Still, it didn’t hurt that you looked so groovy. You were the original Space Cowboy, soaring through a purple haze. There is almost no image that best represents the 1960s psychedelic ethos than visions of you in velvet orange pants, paisley ruffled shirts, brocaded vests, feather boas, dress uniform jackets, beads, headbands, and hats. And that hair! We know you admired Bob Dylan’s music, but who would have imagined that you coveted his curly locks! Not to embarrass you, but I hear that one of the few possessions you traveled with was a set of hair curlers.
You had been honing your craft in the US for years, but it was London that first embraced you. You arrived there as “Jimmy” in 1966 after meeting Keith Richards’ then-girlfriend Linda Keith in New York City. She introduced you to record producer and manager Chas Chandler, who brought you to England, signed you to a contract and found you two bandmates, bassist Noel Redding and drummer Mitch Mitchell. You would be known as Jimi Hendrix, and your power trio The Experience would release one of rock’s classic albums, “Are You Experienced?”
Eric Clapton, who only a few years earlier was declared “God” in graffiti all over London, admitted his jealousy upon seeing you perform live for the first time. And he wasn’t the only superstar who took notice. At a 1967 concert at London’s Saville Theater, those watching in awe included the rock royalty of the day: Paul McCartney, George Harrison, Brian Epstein, Spencer Davis, Jack Bruce, pop singer Lulu, and Clapton. That’s a pretty impressive draw for a guy who was relatively new on the scene. You opened the show with your own wild rendition of “Sgt. Pepper’s Lonely Hearts Club Band,” the title track of the The Beatles’ album that had been released just four days earlier!
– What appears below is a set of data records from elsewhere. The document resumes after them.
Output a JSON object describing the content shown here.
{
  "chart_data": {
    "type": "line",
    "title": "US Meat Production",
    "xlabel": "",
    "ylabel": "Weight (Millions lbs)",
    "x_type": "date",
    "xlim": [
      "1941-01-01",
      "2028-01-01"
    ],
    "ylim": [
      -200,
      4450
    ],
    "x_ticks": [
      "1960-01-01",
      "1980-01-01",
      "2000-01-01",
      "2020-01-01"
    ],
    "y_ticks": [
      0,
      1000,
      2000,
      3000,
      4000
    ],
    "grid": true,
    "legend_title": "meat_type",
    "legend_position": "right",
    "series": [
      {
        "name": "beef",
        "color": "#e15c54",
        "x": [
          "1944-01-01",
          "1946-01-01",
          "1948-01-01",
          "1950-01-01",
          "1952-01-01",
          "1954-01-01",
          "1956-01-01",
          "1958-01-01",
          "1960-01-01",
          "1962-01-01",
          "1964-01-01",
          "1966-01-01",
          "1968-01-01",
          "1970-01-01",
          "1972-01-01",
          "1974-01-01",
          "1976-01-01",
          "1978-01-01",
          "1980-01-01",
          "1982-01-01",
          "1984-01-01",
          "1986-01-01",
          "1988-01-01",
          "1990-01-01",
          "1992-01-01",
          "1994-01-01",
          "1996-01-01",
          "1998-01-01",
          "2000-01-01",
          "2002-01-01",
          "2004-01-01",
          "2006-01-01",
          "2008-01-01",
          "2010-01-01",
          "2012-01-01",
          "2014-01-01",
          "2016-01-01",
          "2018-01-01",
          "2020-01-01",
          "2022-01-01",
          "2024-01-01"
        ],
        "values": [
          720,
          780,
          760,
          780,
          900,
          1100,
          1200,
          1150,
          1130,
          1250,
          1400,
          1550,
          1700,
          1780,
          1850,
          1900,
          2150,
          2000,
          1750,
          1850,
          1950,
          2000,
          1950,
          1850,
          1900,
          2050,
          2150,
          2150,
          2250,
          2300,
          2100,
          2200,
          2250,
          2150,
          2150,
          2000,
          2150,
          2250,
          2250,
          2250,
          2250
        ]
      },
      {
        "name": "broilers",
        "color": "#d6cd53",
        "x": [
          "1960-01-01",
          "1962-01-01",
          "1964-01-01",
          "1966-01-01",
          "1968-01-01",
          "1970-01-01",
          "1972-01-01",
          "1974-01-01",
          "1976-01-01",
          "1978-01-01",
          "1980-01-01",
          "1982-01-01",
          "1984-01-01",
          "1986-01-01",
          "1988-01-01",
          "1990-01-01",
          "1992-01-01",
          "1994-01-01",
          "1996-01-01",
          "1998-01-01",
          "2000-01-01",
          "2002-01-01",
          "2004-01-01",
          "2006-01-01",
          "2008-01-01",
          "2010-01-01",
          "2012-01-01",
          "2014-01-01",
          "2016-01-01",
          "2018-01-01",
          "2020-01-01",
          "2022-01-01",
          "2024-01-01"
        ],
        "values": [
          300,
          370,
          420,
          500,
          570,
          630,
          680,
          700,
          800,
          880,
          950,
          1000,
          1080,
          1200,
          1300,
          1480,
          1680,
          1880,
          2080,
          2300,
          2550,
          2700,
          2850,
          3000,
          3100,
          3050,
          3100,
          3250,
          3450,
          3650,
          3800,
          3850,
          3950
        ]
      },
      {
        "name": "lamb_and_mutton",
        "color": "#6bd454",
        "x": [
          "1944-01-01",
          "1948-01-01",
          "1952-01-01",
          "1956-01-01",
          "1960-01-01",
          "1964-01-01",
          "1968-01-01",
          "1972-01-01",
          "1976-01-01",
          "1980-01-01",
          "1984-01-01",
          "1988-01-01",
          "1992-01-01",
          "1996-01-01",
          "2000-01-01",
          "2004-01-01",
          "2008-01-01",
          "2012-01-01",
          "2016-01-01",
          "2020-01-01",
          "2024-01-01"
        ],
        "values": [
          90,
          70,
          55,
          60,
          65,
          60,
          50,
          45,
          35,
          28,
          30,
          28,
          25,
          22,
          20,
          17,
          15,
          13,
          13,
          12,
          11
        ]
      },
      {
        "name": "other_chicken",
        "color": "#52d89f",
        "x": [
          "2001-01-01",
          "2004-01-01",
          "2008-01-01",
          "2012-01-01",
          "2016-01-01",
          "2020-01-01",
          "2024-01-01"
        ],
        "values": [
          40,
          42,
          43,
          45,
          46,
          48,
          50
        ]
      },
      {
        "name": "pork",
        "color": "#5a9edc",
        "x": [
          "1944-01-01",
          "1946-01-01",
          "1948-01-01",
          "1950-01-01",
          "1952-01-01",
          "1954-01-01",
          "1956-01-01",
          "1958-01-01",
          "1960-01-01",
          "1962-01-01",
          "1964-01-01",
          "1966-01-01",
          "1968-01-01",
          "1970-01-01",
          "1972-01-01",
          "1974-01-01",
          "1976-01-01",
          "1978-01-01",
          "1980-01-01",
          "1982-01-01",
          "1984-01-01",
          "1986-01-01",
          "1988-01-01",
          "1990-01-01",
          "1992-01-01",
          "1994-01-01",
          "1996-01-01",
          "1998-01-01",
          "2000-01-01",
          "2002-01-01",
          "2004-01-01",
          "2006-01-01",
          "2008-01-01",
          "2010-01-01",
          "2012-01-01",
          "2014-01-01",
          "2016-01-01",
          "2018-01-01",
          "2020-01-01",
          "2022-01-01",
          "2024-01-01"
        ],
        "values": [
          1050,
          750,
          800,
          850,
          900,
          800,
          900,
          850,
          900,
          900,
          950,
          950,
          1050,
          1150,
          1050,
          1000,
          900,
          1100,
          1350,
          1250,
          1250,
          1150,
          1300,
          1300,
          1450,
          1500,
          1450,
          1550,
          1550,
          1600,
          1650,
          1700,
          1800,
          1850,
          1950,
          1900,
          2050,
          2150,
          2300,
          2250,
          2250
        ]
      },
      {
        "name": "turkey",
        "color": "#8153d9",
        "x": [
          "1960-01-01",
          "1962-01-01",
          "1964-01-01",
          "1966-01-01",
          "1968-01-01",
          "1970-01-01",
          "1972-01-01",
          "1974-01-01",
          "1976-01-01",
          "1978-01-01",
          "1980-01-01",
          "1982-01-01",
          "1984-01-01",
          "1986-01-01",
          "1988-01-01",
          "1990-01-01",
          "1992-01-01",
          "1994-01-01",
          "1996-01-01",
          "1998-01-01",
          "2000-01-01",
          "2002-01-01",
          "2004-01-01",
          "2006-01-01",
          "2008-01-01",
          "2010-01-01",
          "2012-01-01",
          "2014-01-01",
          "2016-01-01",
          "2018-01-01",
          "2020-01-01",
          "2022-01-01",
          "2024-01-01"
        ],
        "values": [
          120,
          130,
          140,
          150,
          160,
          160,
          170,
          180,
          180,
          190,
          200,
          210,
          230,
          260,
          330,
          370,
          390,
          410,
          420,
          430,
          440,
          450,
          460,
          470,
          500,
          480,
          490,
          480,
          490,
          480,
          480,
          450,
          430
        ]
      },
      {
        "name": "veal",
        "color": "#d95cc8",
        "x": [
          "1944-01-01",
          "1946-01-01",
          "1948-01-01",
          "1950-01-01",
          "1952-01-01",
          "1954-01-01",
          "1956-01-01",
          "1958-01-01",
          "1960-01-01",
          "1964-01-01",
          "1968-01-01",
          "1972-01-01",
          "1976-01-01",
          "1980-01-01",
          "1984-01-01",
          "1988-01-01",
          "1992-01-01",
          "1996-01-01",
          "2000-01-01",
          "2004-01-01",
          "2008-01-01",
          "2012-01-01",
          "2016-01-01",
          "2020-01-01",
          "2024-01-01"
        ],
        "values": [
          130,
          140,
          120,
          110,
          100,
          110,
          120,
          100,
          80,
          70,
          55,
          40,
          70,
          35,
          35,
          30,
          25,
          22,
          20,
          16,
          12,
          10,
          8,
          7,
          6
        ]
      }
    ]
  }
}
In gratitude, Paul McCartney routinely includes a set of your songs during his concert performances.
The Who’s Pete Townsend may have been the first rocker to smash his guitar on stage, but nobody looked sexier than thou as you destroyed your fiesta red Stratocaster at the 1967 Monterey Pop Festival. The audience surely had a group orgasm as you straddled your Strat, made love to it, then turned it into a sacrificial pyre and split it to smithereens. An eerie omen of your own pending self-destruction, perhaps?
Like many rock stars who died early from misadventure, your death was not without controversy. Like your peers, you were a user of LSD, amphetamines and pot, but you weren’t known to be a degenerate, wasted drug fiend. While you did inherit alcoholic genes, it’s not clear that you were a booze addict. According to your girlfriend Monika Dannemann, on the night of your death you took increasing amounts of Vesparax because you couldn’t sleep. How and why you suffocated is a matter of debate. John Bannister, the doctor who attended to you, was criticized for not performing a tracheotomy, even though he detected a large amount of wine in your airways.
And then there are the murder rumors. According to a book by a former Animals roadie James “Tappy” Wright, your manager Mike Jeffery admitted to ramming pills and wine down your throat because you were worth more to him dead than alive. Supposedly, Jeffrey had taken out a $2 million life insurance policy on you, naming himself the beneficiary. As late as 1992 your biographer Tony Brown managed to convince Scotland Yard to investigate a possible murder case. But it led nowhere.
In the end, we are left to enjoy your music as a snapshot of an era that is long gone. During your lifetime you produced only a few albums, but in the years since your death you’ve been regarded by most rock critics as the most creative and daring guitarist of all time, as well as a mild-mannered, sensitive artist. It’s a shame that your music ended so soon. But death, as they say, can be a great career move.